On top of a system based on semantic technology, sophisticated queries will be available to support the generation of reports. The development of applications based on such a PIM will be able to reference all items by their unique identifiers and frame them into a new context.
As yet, efforts in developing PIMs have been centred on utilizing a variety of data sources (‘data-centric’ PIM). The ultimate goal of the PIM reaches further and is best reflected in the definition of a PIM adopted by the IAEA: “A Knowledge-centric Plant Information Model is a semantically organized set of information describing plant structures, systems and components, incorporating relationships and rules within a knowledge framework that collectively form enriched representations of the plant that provide shared knowledge services and resources over its life cycle” [50]. The transition from a data-centric to a knowledge-centric approach will enable easier, faster, more accurate and sustainable NPP design and design knowledge information sharing, exchange and transfer across the NPP life cycle.

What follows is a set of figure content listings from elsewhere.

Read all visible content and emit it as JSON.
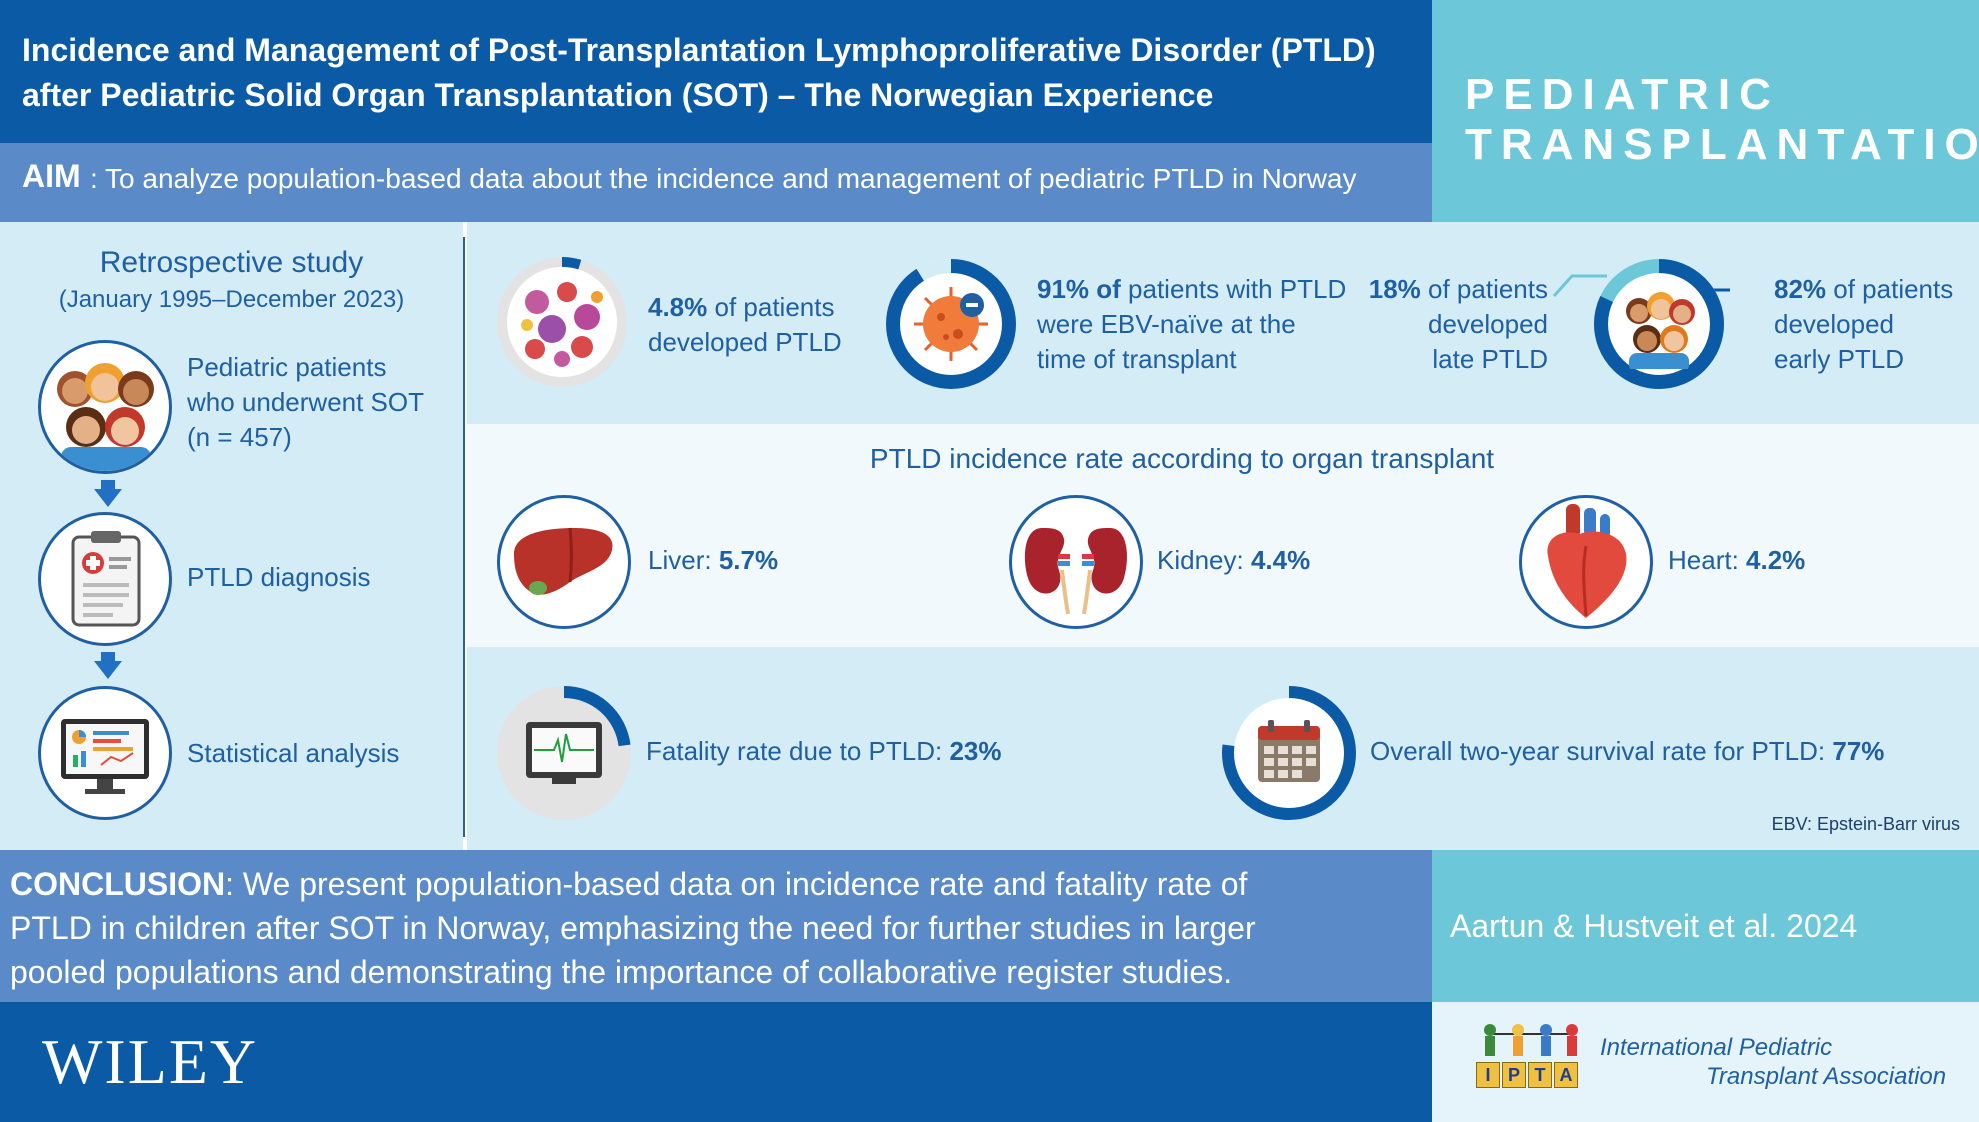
{
  "header": {
    "title_line1": "Incidence and Management of Post-Transplantation Lymphoproliferative Disorder (PTLD)",
    "title_line2": "after Pediatric Solid Organ Transplantation (SOT) – The Norwegian Experience",
    "journal_line1": "PEDIATRIC",
    "journal_line2": "TRANSPLANTATION"
  },
  "aim": {
    "label": "AIM",
    "text": ": To analyze population-based data about the incidence and management of pediatric PTLD in Norway"
  },
  "study": {
    "title": "Retrospective study",
    "dates": "(January 1995–December 2023)",
    "steps": [
      {
        "line1": "Pediatric patients",
        "line2": "who underwent SOT",
        "line3": "(n = 457)"
      },
      {
        "line1": "PTLD diagnosis"
      },
      {
        "line1": "Statistical analysis"
      }
    ]
  },
  "stats": {
    "ptld": {
      "value": "4.8%",
      "text1": " of patients",
      "text2": "developed PTLD",
      "fraction": 0.048
    },
    "ebv": {
      "value": "91% of",
      "text1": " patients with PTLD",
      "text2": "were EBV-naïve at the",
      "text3": "time of transplant",
      "fraction": 0.91
    },
    "late": {
      "value": "18%",
      "text1": " of patients",
      "text2": "developed",
      "text3": "late PTLD",
      "fraction": 0.18
    },
    "early": {
      "value": "82%",
      "text1": " of patients",
      "text2": "developed",
      "text3": "early PTLD",
      "fraction": 0.82
    }
  },
  "organs": {
    "heading": "PTLD incidence rate according to organ transplant",
    "items": [
      {
        "label": "Liver: ",
        "value": "5.7%"
      },
      {
        "label": "Kidney: ",
        "value": "4.4%"
      },
      {
        "label": "Heart: ",
        "value": "4.2%"
      }
    ]
  },
  "outcomes": {
    "fatality": {
      "label": "Fatality rate due to PTLD: ",
      "value": "23%",
      "fraction": 0.23
    },
    "survival": {
      "label": "Overall two-year survival rate for PTLD: ",
      "value": "77%",
      "fraction": 0.77
    },
    "footnote": "EBV: Epstein-Barr virus"
  },
  "conclusion": {
    "label": "CONCLUSION",
    "text_line1": ": We present population-based data on incidence rate and fatality rate of",
    "text_line2": "PTLD in children after SOT in Norway, emphasizing the need for further studies in larger",
    "text_line3": "pooled populations and demonstrating the importance of collaborative register studies."
  },
  "citation": "Aartun & Hustveit et al. 2024",
  "footer": {
    "publisher": "WILEY",
    "ipta_line1": "International Pediatric",
    "ipta_line2": "Transplant Association",
    "ipta_blocks": [
      "I",
      "P",
      "T",
      "A"
    ]
  },
  "colors": {
    "dark_blue": "#0b5aa6",
    "mid_blue": "#5b8ac8",
    "teal": "#6cc7d9",
    "light_panel": "#d3ecf6",
    "text_blue": "#1f5fa3"
  }
}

4.3.8. Crisis management, emergency preparedness and Semantic Web
The need to align terminology in the step of processing information during crisis management has been recognized as being of high relevance: “In crisis management, different domain vocabularies are used by different crisis information systems. This presents a challenge to exchanging information efficiently since the semantics of the data can be heterogeneous and not easily assimilated. For example, the word ‘Person’ can have different meanings — a ‘displaced person’, ‘recipient of aid’, or ‘victim’.
Semantic interoperability is a key challenge to interoperability” [51].
Several publications show that using an ontology helps in sharing and interoperating between several sources of information in crisis management. Still, the question has to be resolved as to which ontologies might be useful in emergencies, as there are no officially registered or recommended ontologies [52].
In the specific case of a nuclear emergency, a KOS would have to be developed by the stakeholders involved. Some additional ontologies in the fields of health care and pathology can then be linked to access additional important information.